Speaking on the sidelines of the IMF and World Bank spring meetings last month, he said the MPC was “walking a very tight line” between tackling inflation and not pushing “too far down” on prices.

Economic data last week further buttressed the argument that inflation is beginning to damp economic activity. UK retail sales data for March showed volumes fell by a more than expected 1.4 per cent — one of the first signs that high prices are having a negative impact on consumer spending.

Growth in gross domestic product slowed to just 0.1 per cent in February, from 0.8 per cent in January.

Line chart of Volume index, Feb 2020=100 showing Retail sales fell sharply in March

Not all economists are convinced, however, that a weakening economy will bring prices down, with some predicting a very real risk of prolonged stagflation — a term used to describe a period of low GDP growth and persistently high inflation. 

Ruth Gregory, economist at Capital Economics, said “various indicators are telling us . . . that second round effects of the initial inflationary shock could keep inflation beyond the bank’s [2 per cent] target rate despite a weaker economy”.

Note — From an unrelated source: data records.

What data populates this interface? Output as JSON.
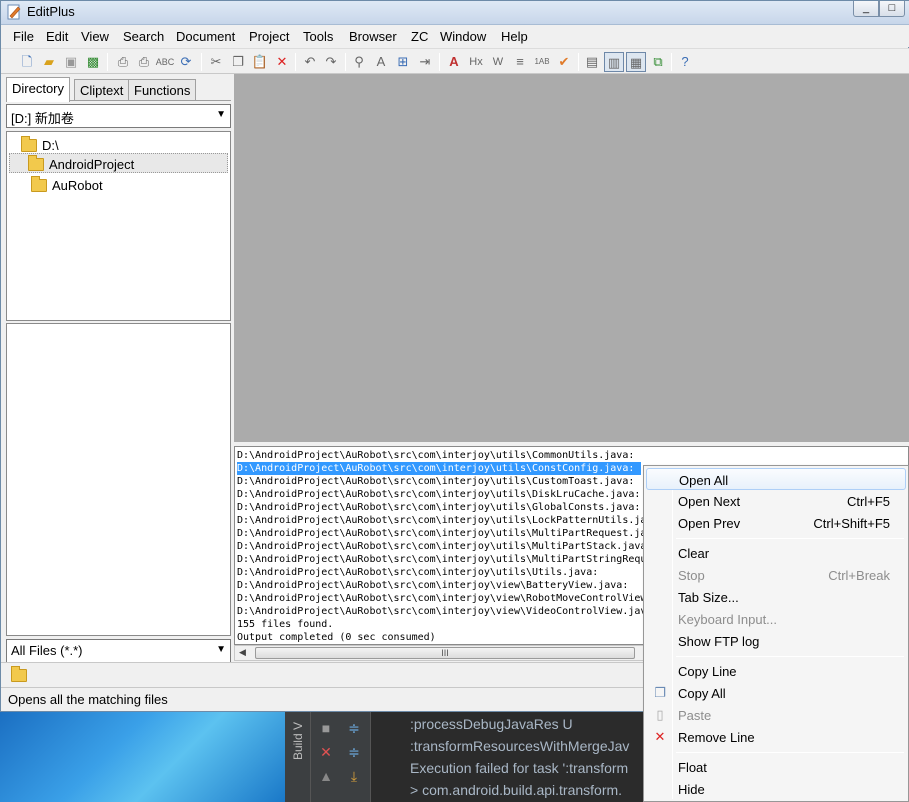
{
  "window": {
    "title": "EditPlus",
    "minimize": "_",
    "maximize": "□"
  },
  "menu": [
    "File",
    "Edit",
    "View",
    "Search",
    "Document",
    "Project",
    "Tools",
    "Browser",
    "ZC",
    "Window",
    "Help"
  ],
  "toolbar_icons": [
    "new-file-icon",
    "open-icon",
    "save-icon",
    "save-all-icon",
    "print-preview-icon",
    "print-icon",
    "spell-check-icon",
    "check-icon",
    "browser-preview-icon",
    "cut-icon",
    "copy-icon",
    "paste-icon",
    "delete-icon",
    "undo-icon",
    "redo-icon",
    "find-icon",
    "replace-icon",
    "find-in-files-icon",
    "goto-icon",
    "font-icon",
    "heading-icon",
    "word-wrap-icon",
    "indent-icon",
    "line-number-icon",
    "spell-icon",
    "directory-window-icon",
    "cliptext-window-icon",
    "output-window-icon",
    "fullscreen-icon",
    "help-icon"
  ],
  "left_pane": {
    "tabs": [
      "Directory",
      "Cliptext",
      "Functions"
    ],
    "active_tab": "Directory",
    "drive_combo": "[D:] 新加卷",
    "tree": [
      {
        "label": "D:\\",
        "indent": 0,
        "selected": false
      },
      {
        "label": "AndroidProject",
        "indent": 1,
        "selected": true
      },
      {
        "label": "AuRobot",
        "indent": 2,
        "selected": false
      }
    ],
    "filter_combo": "All Files (*.*)"
  },
  "output": {
    "lines": [
      "D:\\AndroidProject\\AuRobot\\src\\com\\interjoy\\utils\\CommonUtils.java:",
      "D:\\AndroidProject\\AuRobot\\src\\com\\interjoy\\utils\\ConstConfig.java:",
      "D:\\AndroidProject\\AuRobot\\src\\com\\interjoy\\utils\\CustomToast.java:",
      "D:\\AndroidProject\\AuRobot\\src\\com\\interjoy\\utils\\DiskLruCache.java:",
      "D:\\AndroidProject\\AuRobot\\src\\com\\interjoy\\utils\\GlobalConsts.java:",
      "D:\\AndroidProject\\AuRobot\\src\\com\\interjoy\\utils\\LockPatternUtils.ja",
      "D:\\AndroidProject\\AuRobot\\src\\com\\interjoy\\utils\\MultiPartRequest.ja",
      "D:\\AndroidProject\\AuRobot\\src\\com\\interjoy\\utils\\MultiPartStack.java",
      "D:\\AndroidProject\\AuRobot\\src\\com\\interjoy\\utils\\MultiPartStringRequ",
      "D:\\AndroidProject\\AuRobot\\src\\com\\interjoy\\utils\\Utils.java:",
      "D:\\AndroidProject\\AuRobot\\src\\com\\interjoy\\view\\BatteryView.java:",
      "D:\\AndroidProject\\AuRobot\\src\\com\\interjoy\\view\\RobotMoveControlView",
      "D:\\AndroidProject\\AuRobot\\src\\com\\interjoy\\view\\VideoControlView.jav",
      "155 files found.",
      "Output completed (0 sec consumed)"
    ],
    "selected_index": 1,
    "scroll_thumb_label": "III"
  },
  "status": "Opens all the matching files",
  "context_menu": {
    "items": [
      {
        "label": "Open All",
        "shortcut": "",
        "disabled": false,
        "highlight": true,
        "icon": ""
      },
      {
        "label": "Open Next",
        "shortcut": "Ctrl+F5",
        "disabled": false,
        "highlight": false,
        "icon": ""
      },
      {
        "label": "Open Prev",
        "shortcut": "Ctrl+Shift+F5",
        "disabled": false,
        "highlight": false,
        "icon": ""
      },
      {
        "sep": true
      },
      {
        "label": "Clear",
        "shortcut": "",
        "disabled": false,
        "highlight": false,
        "icon": ""
      },
      {
        "label": "Stop",
        "shortcut": "Ctrl+Break",
        "disabled": true,
        "highlight": false,
        "icon": ""
      },
      {
        "label": "Tab Size...",
        "shortcut": "",
        "disabled": false,
        "highlight": false,
        "icon": ""
      },
      {
        "label": "Keyboard Input...",
        "shortcut": "",
        "disabled": true,
        "highlight": false,
        "icon": ""
      },
      {
        "label": "Show FTP log",
        "shortcut": "",
        "disabled": false,
        "highlight": false,
        "icon": ""
      },
      {
        "sep": true
      },
      {
        "label": "Copy Line",
        "shortcut": "",
        "disabled": false,
        "highlight": false,
        "icon": ""
      },
      {
        "label": "Copy All",
        "shortcut": "",
        "disabled": false,
        "highlight": false,
        "icon": "copy-icon"
      },
      {
        "label": "Paste",
        "shortcut": "",
        "disabled": true,
        "highlight": false,
        "icon": "paste-icon"
      },
      {
        "label": "Remove Line",
        "shortcut": "",
        "disabled": false,
        "highlight": false,
        "icon": "remove-icon"
      },
      {
        "sep": true
      },
      {
        "label": "Float",
        "shortcut": "",
        "disabled": false,
        "highlight": false,
        "icon": ""
      },
      {
        "label": "Hide",
        "shortcut": "",
        "disabled": false,
        "highlight": false,
        "icon": ""
      }
    ]
  },
  "background_ide": {
    "panel_label": "Build V",
    "lines": [
      ":processDebugJavaRes U",
      ":transformResourcesWithMergeJav",
      "Execution failed for task ':transform",
      "> com.android.build.api.transform."
    ]
  },
  "colors": {
    "selection": "#3399ff",
    "editor_bg": "#ababab",
    "menu_highlight": "#e8f1fb"
  }
}
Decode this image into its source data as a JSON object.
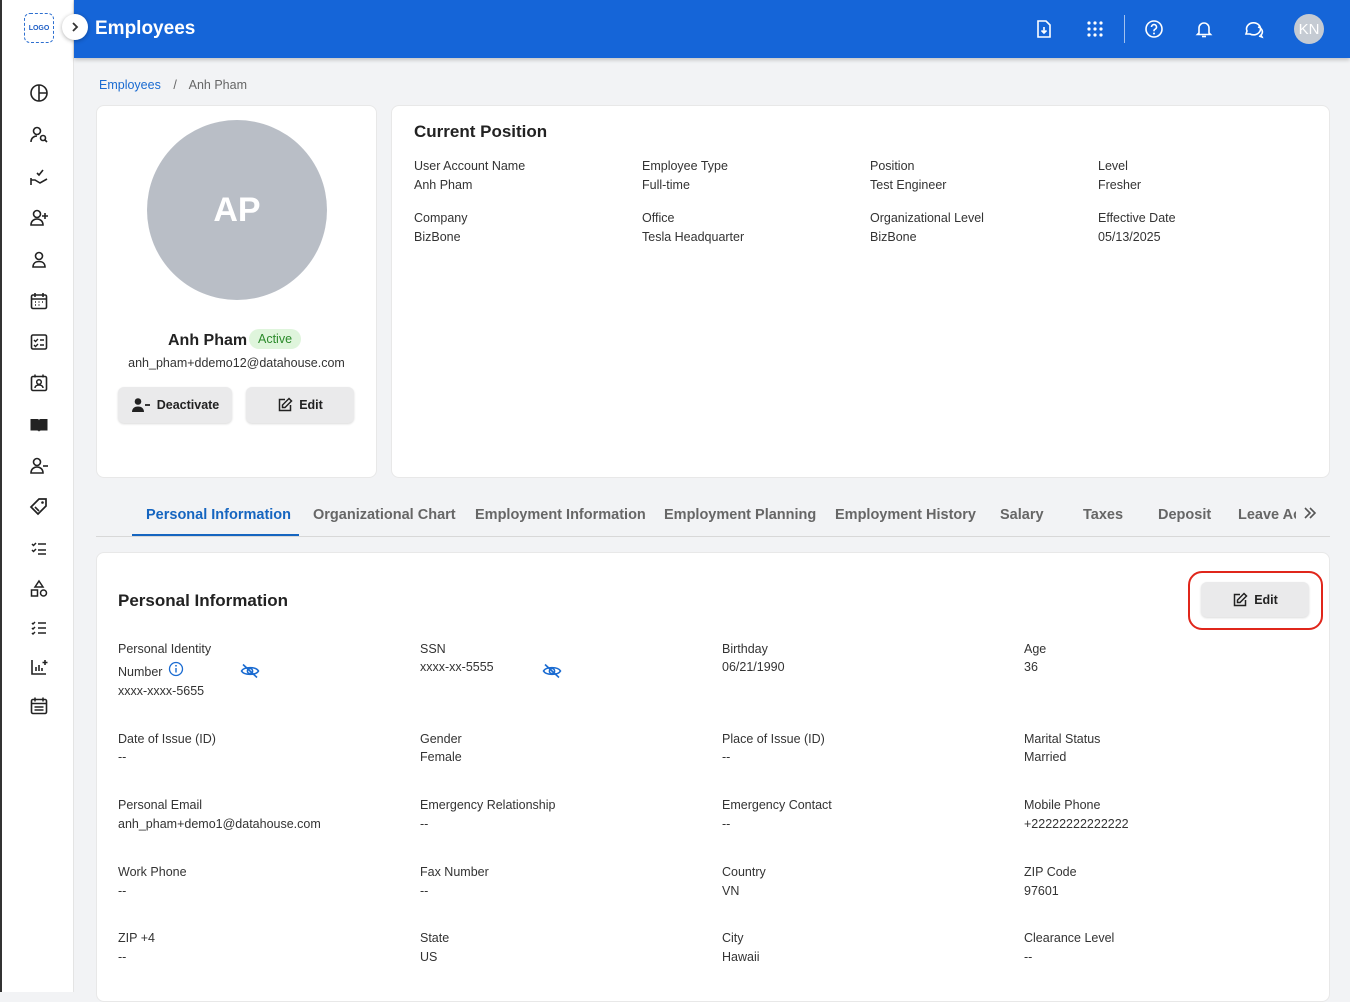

She added that a lack of migrant workers due to Brexit, along with a significant drop in labour force participation after the pandemic, would keep the jobs market tight and raise wage inflation.

“Rates will need to rise further” despite the risk of recession, in order to “lean against the risk that inflation becomes sticky as wages rise”, said Gregory. 

As the MPC attempts to strike a balance between curbing inflation without weighing too heavily on GDP growth, it will have to decide whether to start active sales of the government bonds it owns.

In August 2021, the MPC decided that reaching an interest rate of 1 per cent would be the threshold at which it would “actively consider” selling the gilts on its books. In February this year, it stopped reinvesting the proceeds of maturing bonds when rates increased to 0.5 per cent, a clear signal that its balance sheet would begin to reduce in size.

Given the maturity of its current holdings of government bonds, a “passive” unwinding would be slow and reaching the 1 per cent rate threshold would give the MPC an opportunity to increase the pace at which it shrinks the central bank’s balance sheet.

However, economists expect the MPC will be wary of not disrupting markets. Bailey said last month the BoE would not be “selling bonds into a fragile market” and would be flexible to changing “financial conditions”.

Line chart of Asset purchase facility gilt holdings (£bn) showing Bank of England holdings of government bonds have started to come down slowly due to passive unwinding

The BoE may feel that it has time on its hands, as unlike the US Federal Reserve, it has not shown any inclination to use a reduction in its balance sheet to try to raise long-term government borrowing costs, said James Smith, economist at ING.

The focus of the BoE is more likely to be on reaching an “equilibrium level” of government bonds which leaves enough reserves at commercial banks to meet their demand for money, according to Sanjay Raja, an economist at Deutsche Bank.

The BoE has not indicated what this level would be, but Bailey has repeatedly said it would be markedly higher than the position before the financial crisis.